Meta Explains Chatbot Offense
/Meta’s new artificial intelligence software is already failing. The chatbot, BlenderBot 3, seems to believe Jewish conspiracy theories and that President Trump won the 2020 election, as shown in the conversation here.
Meta is focusing on BlenderBot 3’s pilot status and requires users to accept a statement before they interact:
I understand this bot is for research and entertainment only, and that is likely to make untrue or offensive statements. If this happens, I pledge to report these issues to help improve future research. Furthermore, I agree not to intentionally trigger the bot to make offensive statements.

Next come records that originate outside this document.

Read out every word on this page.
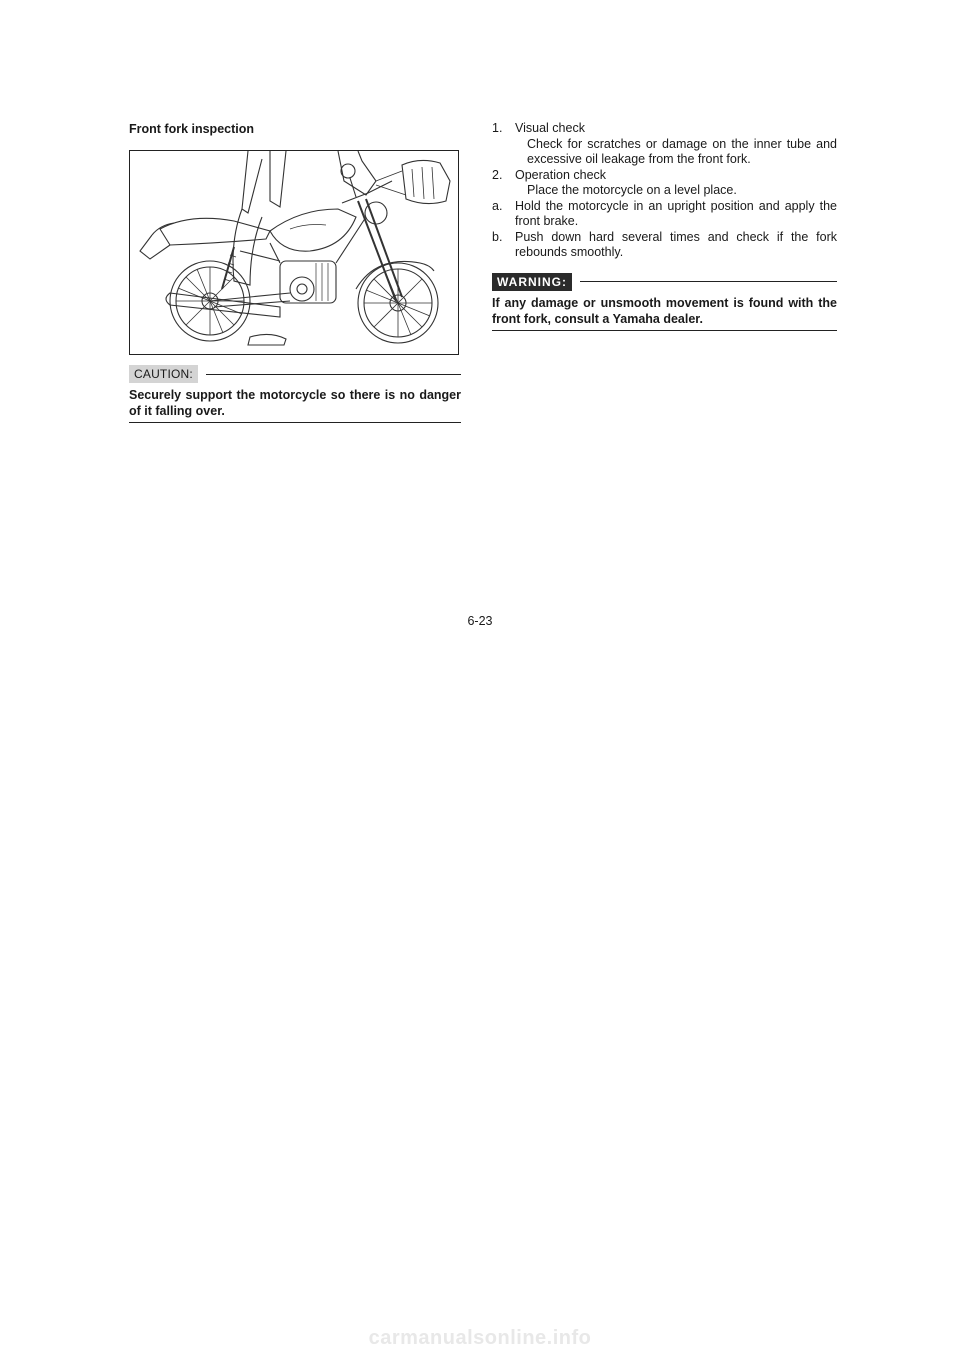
Front fork inspection
CAUTION:
Securely support the motorcycle so there is no danger of it falling over.
1.	Visual check
Check for scratches or damage on the inner tube and excessive oil leakage from the front fork.
2.	Operation check
Place the motorcycle on a level place.
a.	Hold the motorcycle in an upright position and apply the front brake.
b.	Push down hard several times and check if the fork rebounds smoothly.
WARNING:
If any damage or unsmooth movement is found with the front fork, consult a Yamaha dealer.
6-23
carmanualsonline.info
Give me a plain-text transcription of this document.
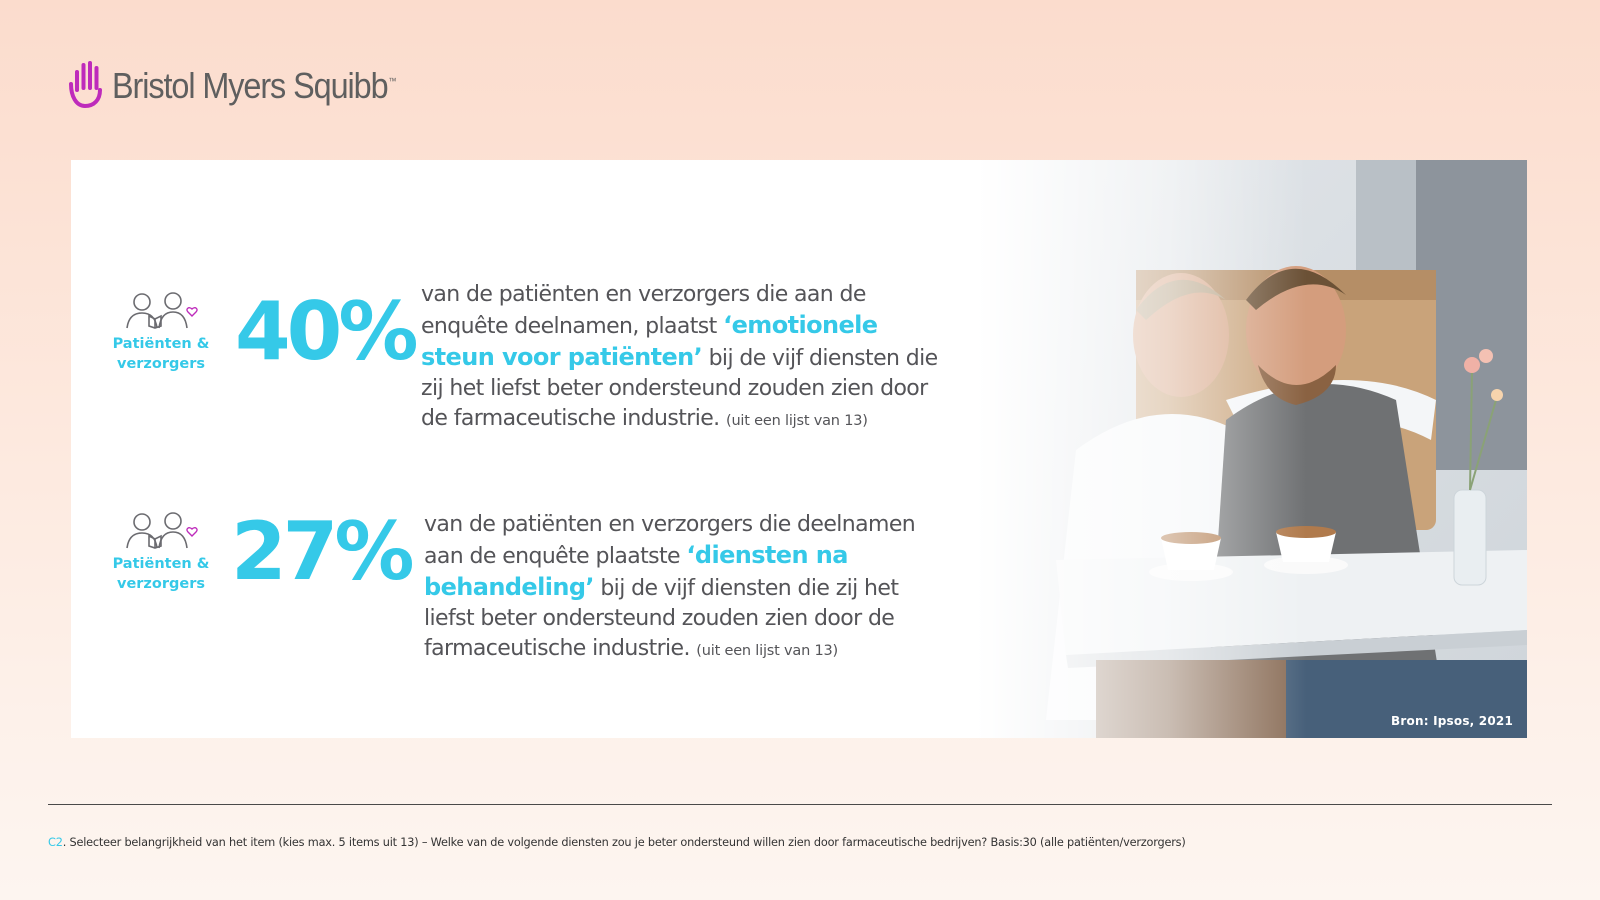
Bristol Myers Squibb™
Bron: Ipsos, 2021
Patiënten &
verzorgers 40% van de patiënten en verzorgers die aan de enquête deelnamen, plaatst ‘emotionele steun voor patiënten’ bij de vijf diensten die zij het liefst beter ondersteund zouden zien door de farmaceutische industrie. (uit een lijst van 13)
Patiënten &
verzorgers 27% van de patiënten en verzorgers die deelnamen aan de enquête plaatste ‘diensten na behandeling’ bij de vijf diensten die zij het liefst beter ondersteund zouden zien door de farmaceutische industrie. (uit een lijst van 13)
C2. Selecteer belangrijkheid van het item (kies max. 5 items uit 13) – Welke van de volgende diensten zou je beter ondersteund willen zien door farmaceutische bedrijven? Basis:30 (alle patiënten/verzorgers)
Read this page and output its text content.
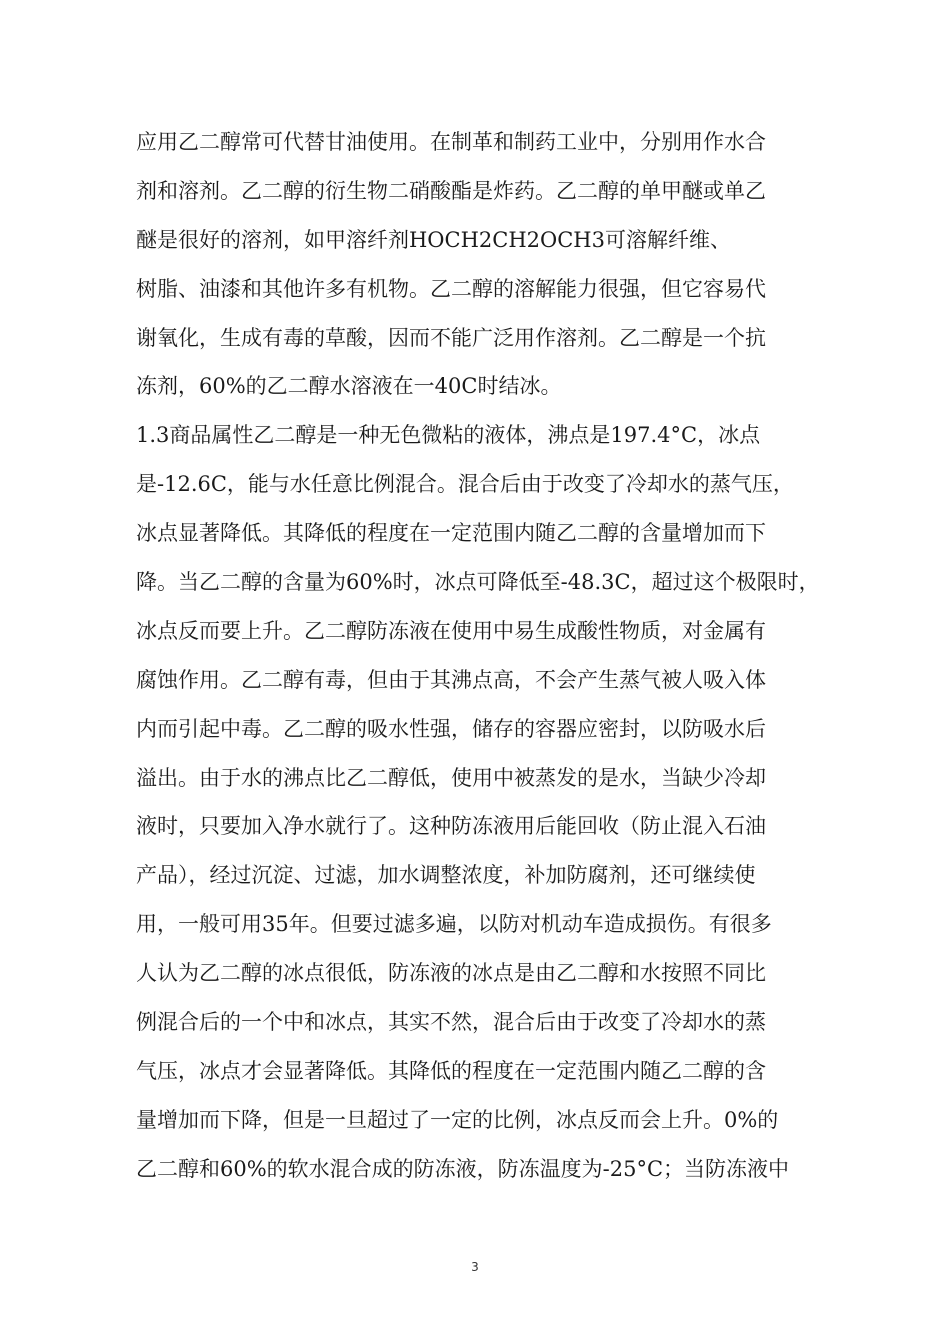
应用乙二醇常可代替甘油使用。在制革和制药工业中，分别用作水合
剂和溶剂。乙二醇的衍生物二硝酸酯是炸药。乙二醇的单甲醚或单乙
醚是很好的溶剂，如甲溶纤剂HOCH2CH2OCH3可溶解纤维、
树脂、油漆和其他许多有机物。乙二醇的溶解能力很强，但它容易代
谢氧化，生成有毒的草酸，因而不能广泛用作溶剂。乙二醇是一个抗
冻剂，60%的乙二醇水溶液在一40C时结冰。
1.3商品属性乙二醇是一种无色微粘的液体，沸点是197.4°C，冰点
是-12.6C，能与水任意比例混合。混合后由于改变了冷却水的蒸气压，
冰点显著降低。其降低的程度在一定范围内随乙二醇的含量增加而下
降。当乙二醇的含量为60%时，冰点可降低至-48.3C，超过这个极限时，
冰点反而要上升。乙二醇防冻液在使用中易生成酸性物质，对金属有
腐蚀作用。乙二醇有毒，但由于其沸点高，不会产生蒸气被人吸入体
内而引起中毒。乙二醇的吸水性强，储存的容器应密封，以防吸水后
溢出。由于水的沸点比乙二醇低，使用中被蒸发的是水，当缺少冷却
液时，只要加入净水就行了。这种防冻液用后能回收（防止混入石油
产品），经过沉淀、过滤，加水调整浓度，补加防腐剂，还可继续使
用，一般可用35年。但要过滤多遍，以防对机动车造成损伤。有很多
人认为乙二醇的冰点很低，防冻液的冰点是由乙二醇和水按照不同比
例混合后的一个中和冰点，其实不然，混合后由于改变了冷却水的蒸
气压，冰点才会显著降低。其降低的程度在一定范围内随乙二醇的含
量增加而下降，但是一旦超过了一定的比例，冰点反而会上升。0%的
乙二醇和60%的软水混合成的防冻液，防冻温度为-25°C；当防冻液中
3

The company describes BlenderBot 3 as a “state-of-the-art conversational agent that can converse naturally with people” and claims that feedback will improve how the bot interacts:
Since all conversational AI chatbots are known to sometimes mimic and generate unsafe, biased or offensive remarks, we’ve conducted large-scale studies, co-organized workshops and developed new techniques to create safeguards for BlenderBot 3. Despite this work, BlenderBot can still make rude or offensive comments, which is why we are collecting feedback that will help make future chatbots better.
As we learned from other messages this past week, company leaders are pushing back on complaints and asking customers to be patient. We’ll see whether Meta’s strategy of managing expectations turns out better for Blender than Microsoft’s response to complaints about its 2016 chatbot, which was removed after making anti-Semitic, racist, and sexist comments. Meta asks us for feedback, but I’d rather get offended by humans and invest my time in educating them instead of a bot.